The usual approach for solving the semantic similarity problem has consisted of using manually compiled dictionaries
such as WordNet [22] to assist researchers when determining the semantic similarity between terms, but an important
problem remains open. There is a gap between dictionaries
and the language used by people, the reason is a balance
that every dictionary must strike for: to be comprehensive
enough for being a useful reference but concise enough to
be practically used. For this reason, many infrequent words
are usually omitted. Therefore, how can we measure semantic similarity in situations where terms are not covered by a
dictionary? We investigate Culturomics as an answer.
Culturomics is a field of study which consists of collecting
and analyzing large amounts of data for the study of human culture. Michel et al. [18] established this discipline by
means of their seminal work where they presented a corpus
of digitized texts representing the digested history of human
literature. The rationale behind this idea was that an analysis of this corpus could enable people to investigate cultural
trends quantitatively.
The study of human culture through digitized books has
had a strong positive impact on our core research since its
inception.
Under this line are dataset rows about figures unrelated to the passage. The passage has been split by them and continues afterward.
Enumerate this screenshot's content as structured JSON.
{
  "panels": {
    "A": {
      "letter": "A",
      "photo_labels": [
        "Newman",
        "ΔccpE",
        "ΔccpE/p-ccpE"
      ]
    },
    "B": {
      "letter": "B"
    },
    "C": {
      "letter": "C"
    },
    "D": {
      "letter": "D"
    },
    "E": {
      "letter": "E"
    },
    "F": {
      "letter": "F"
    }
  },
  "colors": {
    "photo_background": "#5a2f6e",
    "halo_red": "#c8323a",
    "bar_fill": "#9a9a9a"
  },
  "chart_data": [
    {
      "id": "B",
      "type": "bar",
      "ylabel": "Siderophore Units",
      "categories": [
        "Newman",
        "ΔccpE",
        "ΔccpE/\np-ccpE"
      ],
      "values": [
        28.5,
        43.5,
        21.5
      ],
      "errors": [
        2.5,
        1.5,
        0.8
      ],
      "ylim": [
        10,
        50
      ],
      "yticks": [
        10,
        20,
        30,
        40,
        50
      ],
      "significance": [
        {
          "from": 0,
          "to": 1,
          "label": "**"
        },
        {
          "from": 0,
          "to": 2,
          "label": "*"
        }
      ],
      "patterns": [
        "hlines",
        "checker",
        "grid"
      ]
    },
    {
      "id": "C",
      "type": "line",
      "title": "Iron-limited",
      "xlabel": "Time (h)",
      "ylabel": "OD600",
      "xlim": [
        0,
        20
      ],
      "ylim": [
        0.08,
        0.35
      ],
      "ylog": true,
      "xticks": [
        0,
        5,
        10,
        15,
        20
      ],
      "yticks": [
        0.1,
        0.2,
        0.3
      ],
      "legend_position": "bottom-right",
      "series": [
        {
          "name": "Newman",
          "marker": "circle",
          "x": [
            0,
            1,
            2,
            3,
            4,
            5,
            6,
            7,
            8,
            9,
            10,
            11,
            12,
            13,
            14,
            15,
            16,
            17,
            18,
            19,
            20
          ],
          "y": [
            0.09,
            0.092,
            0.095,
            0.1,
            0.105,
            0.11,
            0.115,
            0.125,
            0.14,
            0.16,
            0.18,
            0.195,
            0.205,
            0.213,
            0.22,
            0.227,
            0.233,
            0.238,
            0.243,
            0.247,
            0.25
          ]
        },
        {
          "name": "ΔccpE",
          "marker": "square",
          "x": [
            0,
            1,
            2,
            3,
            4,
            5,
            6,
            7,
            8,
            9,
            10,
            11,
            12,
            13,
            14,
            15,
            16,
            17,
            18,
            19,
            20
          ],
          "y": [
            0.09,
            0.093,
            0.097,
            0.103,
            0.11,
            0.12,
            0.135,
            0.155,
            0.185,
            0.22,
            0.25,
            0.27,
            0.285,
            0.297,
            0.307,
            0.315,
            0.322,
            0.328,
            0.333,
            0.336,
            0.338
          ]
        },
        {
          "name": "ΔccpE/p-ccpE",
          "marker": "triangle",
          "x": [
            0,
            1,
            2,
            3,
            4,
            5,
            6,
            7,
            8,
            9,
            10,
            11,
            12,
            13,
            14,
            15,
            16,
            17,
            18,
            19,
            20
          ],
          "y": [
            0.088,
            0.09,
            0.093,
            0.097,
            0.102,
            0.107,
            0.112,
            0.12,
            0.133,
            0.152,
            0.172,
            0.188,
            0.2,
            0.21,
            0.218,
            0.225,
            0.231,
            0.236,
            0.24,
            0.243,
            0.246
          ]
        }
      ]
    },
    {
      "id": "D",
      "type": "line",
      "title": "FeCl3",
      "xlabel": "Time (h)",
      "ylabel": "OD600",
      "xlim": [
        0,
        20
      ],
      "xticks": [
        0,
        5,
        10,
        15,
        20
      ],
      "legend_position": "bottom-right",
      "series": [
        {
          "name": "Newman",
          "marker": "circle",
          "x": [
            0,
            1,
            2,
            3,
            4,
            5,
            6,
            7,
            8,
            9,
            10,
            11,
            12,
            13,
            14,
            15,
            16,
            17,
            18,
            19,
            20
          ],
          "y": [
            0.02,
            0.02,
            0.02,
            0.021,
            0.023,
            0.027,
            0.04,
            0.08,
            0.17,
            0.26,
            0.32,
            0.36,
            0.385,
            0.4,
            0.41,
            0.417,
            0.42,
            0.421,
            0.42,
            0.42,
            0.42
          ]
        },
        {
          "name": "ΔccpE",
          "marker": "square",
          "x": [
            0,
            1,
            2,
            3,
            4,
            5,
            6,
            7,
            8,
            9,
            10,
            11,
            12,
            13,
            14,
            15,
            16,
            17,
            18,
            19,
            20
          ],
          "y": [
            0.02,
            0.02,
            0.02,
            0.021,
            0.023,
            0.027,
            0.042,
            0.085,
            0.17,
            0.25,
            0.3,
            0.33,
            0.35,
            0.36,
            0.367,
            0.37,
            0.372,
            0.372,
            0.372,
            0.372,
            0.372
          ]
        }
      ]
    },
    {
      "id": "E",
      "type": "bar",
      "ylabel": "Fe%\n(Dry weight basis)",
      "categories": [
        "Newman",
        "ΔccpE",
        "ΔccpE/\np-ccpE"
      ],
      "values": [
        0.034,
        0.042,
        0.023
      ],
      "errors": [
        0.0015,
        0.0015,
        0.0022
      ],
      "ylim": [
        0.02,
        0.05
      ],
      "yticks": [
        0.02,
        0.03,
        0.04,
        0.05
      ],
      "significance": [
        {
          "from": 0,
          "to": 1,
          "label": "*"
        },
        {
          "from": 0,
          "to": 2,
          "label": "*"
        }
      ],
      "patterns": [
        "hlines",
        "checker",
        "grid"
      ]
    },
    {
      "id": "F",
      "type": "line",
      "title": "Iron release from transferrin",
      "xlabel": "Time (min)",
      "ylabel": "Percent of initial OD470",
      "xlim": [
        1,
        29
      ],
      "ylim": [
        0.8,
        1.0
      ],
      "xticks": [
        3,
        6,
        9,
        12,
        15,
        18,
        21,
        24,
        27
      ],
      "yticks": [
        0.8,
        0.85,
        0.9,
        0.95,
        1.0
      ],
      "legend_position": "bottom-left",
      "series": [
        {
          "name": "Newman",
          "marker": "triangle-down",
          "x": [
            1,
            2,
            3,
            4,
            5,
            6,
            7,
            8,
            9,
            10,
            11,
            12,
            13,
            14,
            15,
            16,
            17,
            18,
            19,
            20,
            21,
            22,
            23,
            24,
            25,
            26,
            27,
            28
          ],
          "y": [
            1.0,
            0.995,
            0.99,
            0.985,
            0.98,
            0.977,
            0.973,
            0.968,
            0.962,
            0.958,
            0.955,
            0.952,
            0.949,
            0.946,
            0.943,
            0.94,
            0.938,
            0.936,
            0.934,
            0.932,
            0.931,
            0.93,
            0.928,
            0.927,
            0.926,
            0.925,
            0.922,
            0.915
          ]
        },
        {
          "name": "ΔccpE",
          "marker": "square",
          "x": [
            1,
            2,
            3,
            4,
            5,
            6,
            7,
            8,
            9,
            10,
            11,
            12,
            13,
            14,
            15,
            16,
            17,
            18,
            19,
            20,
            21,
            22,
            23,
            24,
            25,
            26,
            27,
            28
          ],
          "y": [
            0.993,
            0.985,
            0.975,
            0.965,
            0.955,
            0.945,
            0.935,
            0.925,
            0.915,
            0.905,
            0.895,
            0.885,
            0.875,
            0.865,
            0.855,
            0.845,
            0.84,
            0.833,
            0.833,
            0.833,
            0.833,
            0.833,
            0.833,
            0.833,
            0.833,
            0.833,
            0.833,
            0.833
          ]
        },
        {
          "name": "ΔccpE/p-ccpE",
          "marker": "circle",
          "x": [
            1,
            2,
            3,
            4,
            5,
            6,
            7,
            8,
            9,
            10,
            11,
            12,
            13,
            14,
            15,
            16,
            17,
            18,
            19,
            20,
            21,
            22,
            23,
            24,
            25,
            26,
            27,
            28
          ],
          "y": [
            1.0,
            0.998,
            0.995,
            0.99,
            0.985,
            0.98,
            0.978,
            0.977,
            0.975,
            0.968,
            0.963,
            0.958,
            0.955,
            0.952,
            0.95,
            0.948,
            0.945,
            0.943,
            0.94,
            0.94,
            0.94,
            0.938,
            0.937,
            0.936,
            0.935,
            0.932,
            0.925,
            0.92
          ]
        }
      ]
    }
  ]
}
We know that it is difficult to measure semantic similarity for terms usually omitted in traditional dictionaries, but it is highly improbable for these terms not
having ever appeared in any book from the human literature. For this reason, we decided to open a new research line
for finding quantitative methods to assist us in the process
of measuring semantic similarity automatically using world
literature. We have tested many methods, but this work is